Adolescente sans histoire, Lina s'est soudainement volatilisée le 23 septembre 2023 alors qu'elle se rendait, comme elle en avait l'habitude, à la gare de Saint-Blaise-la-Roche, dans le Bas-Rhin, pour passer le week-end avec son petit ami. Son corps sera finalement retrouvé dans la Nièvre, à plus de 400km du lieu où elle a été vue pour la dernière fois.
Entre-temps, battues, fouilles, auditions et études de la géolocalisation ont jalonné le travail minutieux des enquêteurs. Il a finalement permis d'identifier un suspect en juillet dernier. Alors que ce dernier s'est suicidé, de nombreuses questions restent encore en suspens.
Disparue sur le trajet de la gare
Samedi 23 septembre 2023, aux alentours de 11 heures, Lina quitte son domicile où elle vit avec sa mère à Plaine, dans le Bas-Rhin, pour se rendre à pied à la gare de Saint-Blaise-la-Roche. L'adolescente est d'humeur joyeuse, elle doit rejoindre son petit ami Tao pour passer le week-end avec lui à Strasbourg.

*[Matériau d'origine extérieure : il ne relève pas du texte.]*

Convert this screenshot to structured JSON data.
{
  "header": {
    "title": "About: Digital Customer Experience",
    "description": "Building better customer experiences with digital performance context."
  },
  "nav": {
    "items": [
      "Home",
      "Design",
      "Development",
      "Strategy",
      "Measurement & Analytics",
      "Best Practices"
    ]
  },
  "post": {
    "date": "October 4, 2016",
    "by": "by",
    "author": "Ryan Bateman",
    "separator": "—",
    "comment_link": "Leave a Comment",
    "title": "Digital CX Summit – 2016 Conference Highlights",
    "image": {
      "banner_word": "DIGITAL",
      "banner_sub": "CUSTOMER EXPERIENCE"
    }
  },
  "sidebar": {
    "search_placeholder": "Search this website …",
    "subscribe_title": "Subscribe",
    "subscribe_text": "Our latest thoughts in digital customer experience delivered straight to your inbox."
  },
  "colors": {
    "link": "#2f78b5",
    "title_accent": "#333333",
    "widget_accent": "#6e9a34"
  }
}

Le chemin fait 3km de long. "Il n'y a pas trop de maisons et il y a un petit peu de circulation, mais ce n'est pas un coupe-gorge", assure la maire de Plaine.
Vers 11h20, la jeune fille envoie une vidéo à son copain où on la voit en chemin. "Elle était contente de venir", note Tao, interviewé par TF1/LCI. "C'est la dernière fois qu'on a eu des contacts avec elle", racontera ensuite sa mère Fanny.
Lina ne donne ensuite plus de nouvelles, ce qui n'est pas dans ses habitudes, la jeune fille étant très active par message ou sur les réseaux sociaux. Rapidement, Tao s'inquiète et pressent qu'il y a "quelque chose de bizarre".
Il attend malgré tout sa petite amie à la gare de Strasbourg, comme prévu. Sauf que Lina ne descend pas du train et reste introuvable. Tao prévient donc sa famille et la mère de Lina décide d'appeler la gendarmerie le jour même dès 14h15.
Battues et vols en hélicoptère
Les forces de l'ordre se mobilisent rapidement. Lina est mineure, elle n'est pas connue pour avoir de problèmes familiaux et n'a jamais fait de fugue. Après analyse des caméras de vidéosurveillance de la gare de Plaine, les gendarmes établissent rapidement que Lina n'est jamais montée dans le train qui devait l'emmener à Strasbourg.
Dès l'après-midi du jour de la disparition de Lina, un dispositif de recherches est déployé. Des drones et un hélicoptère équipé de caméras thermiques survolent la zone. Une enquête pour "disparition inquiétante" est également ouverte par le parquet de Saverne et confiée à la section de recherches de Strasbourg.

Deux jours plus tard, les habitants se mobilisent à leur tour. Une battue citoyenne est organisée dans les environs du lieu de la disparition de Lina. Trois groupes d'une trentaine de personnes quadrillent une zone boisée située sur le trajet empruntée par la jeune fille. Sa mère, folle d'inquiétude, décide de s'exprimer devant la presse pour encourager la mobilisation.
"Je veux retrouver ma fille, je veux qu'elle soit près de moi", clame Fanny. "C'est une torture de ne plus avoir son enfant près de soi".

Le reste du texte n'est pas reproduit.